Комментирует пмихолог Милена Морозова:
«Эта история иллюстрирует то, как большой талант проявляется зачастую благодаря детской травме: травма становится катализатором. Джеймс Барри – человек с высочайшим уровнем эмпатии, который он выработал в результате чуткого наблюдения за реакциями любимой мамы. Он принял решение стать родителем для нее. Можно даже сказать, что писатель сам «заявил» об этом, когда сделал мать прототипом девочки Венди в «Питере Пэне».
Стараясь рассмешить, а на самом деле оживить маму, мальчик пожертвовал собой ради ее спасения. Это стало его жизненным кредо – спасать тех, кто лишился кого-то важного. Так Барри отвлекал внимание от своего внутреннего травмированного ребенка, взаимодействие с которым было чрезвычайно болезненно. Через творчество он мог исцелять его, возможно, не отдавая себе в этом отчет. На страницах своих произведений он день за днем проживал жизнь мамы, чтобы оживить не только ее, но и себя.

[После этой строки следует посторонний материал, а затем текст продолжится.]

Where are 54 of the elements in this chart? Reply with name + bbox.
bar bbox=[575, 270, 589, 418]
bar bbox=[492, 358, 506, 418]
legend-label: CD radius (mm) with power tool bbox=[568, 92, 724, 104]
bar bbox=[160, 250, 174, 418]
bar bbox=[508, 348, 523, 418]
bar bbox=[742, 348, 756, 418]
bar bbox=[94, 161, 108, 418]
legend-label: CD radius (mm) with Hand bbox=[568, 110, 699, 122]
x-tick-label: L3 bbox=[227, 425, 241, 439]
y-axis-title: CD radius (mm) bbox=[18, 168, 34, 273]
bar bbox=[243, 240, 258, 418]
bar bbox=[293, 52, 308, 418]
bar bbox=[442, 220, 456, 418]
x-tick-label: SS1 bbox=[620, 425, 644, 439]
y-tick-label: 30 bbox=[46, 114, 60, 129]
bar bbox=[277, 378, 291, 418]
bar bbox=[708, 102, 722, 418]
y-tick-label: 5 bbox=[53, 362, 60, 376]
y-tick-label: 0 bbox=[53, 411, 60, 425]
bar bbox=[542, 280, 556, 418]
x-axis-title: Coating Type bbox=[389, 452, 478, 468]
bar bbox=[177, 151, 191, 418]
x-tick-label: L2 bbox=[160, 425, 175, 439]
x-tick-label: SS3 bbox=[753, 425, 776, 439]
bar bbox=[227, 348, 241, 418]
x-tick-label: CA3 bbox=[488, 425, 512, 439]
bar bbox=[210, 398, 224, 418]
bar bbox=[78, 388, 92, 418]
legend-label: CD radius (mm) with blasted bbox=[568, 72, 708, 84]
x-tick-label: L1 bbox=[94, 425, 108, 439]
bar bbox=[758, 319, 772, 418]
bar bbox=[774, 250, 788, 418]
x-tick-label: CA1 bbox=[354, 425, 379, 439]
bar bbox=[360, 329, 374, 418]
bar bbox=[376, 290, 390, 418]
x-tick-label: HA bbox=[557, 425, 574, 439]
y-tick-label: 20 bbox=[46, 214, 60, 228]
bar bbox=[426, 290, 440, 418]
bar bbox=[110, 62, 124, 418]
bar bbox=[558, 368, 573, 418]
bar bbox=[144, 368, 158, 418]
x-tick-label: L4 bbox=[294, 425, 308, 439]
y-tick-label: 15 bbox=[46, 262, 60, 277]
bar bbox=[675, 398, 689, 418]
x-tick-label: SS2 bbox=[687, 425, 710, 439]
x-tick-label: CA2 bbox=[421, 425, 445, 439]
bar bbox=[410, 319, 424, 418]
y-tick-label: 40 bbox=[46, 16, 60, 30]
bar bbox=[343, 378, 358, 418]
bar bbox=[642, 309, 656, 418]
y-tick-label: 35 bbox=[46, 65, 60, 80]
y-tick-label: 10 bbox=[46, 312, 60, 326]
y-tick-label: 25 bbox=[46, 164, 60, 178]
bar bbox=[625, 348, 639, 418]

Маленький Джеймс принял решение, которое позволило ему выжить в сложившихся условиях. Вероятно, это решение было самым правильным из всех возможных для него на тот момент. Столкнувшись с «холодной матерью», мальчик мог уйти в себя, отказаться чувствовать или озлобиться на весь мир и на женщин в частности. Вместо этого он подарил нам чудесного литературного героя. Жаль только, что уже взрослый Барри так и не излечил до конца своего внутреннего ребенка. Это не позволило ему испытать радость близости и счастье настоящего отцовства.
По поводу асексуальности Барри можно только строить гипотезы. Возможно, горе матери, терявшей детей одного за другим, привело писателя к подсознательному решению не иметь собственных: слишком больно переживать их утрату. Это же может объяснить отсутствие у него сексуального влечения, ведь результатом сексуальных отношений становятся дети.
Другая версия: Барри мог не стремиться к близости, потому что воспринимал детей как обузу, которая мешала его любимой маме жить и наслаждаться жизнью.
Как бы там ни было, но слухи о педофилии писателя совершенно точно родились из непонимания его натуры и незнания обстоятельств его прошлого. Вместе с пятью детьми близких друзей он заново пережил горе утраты и остался верным первоначальному решению, взяв на себя опекунство».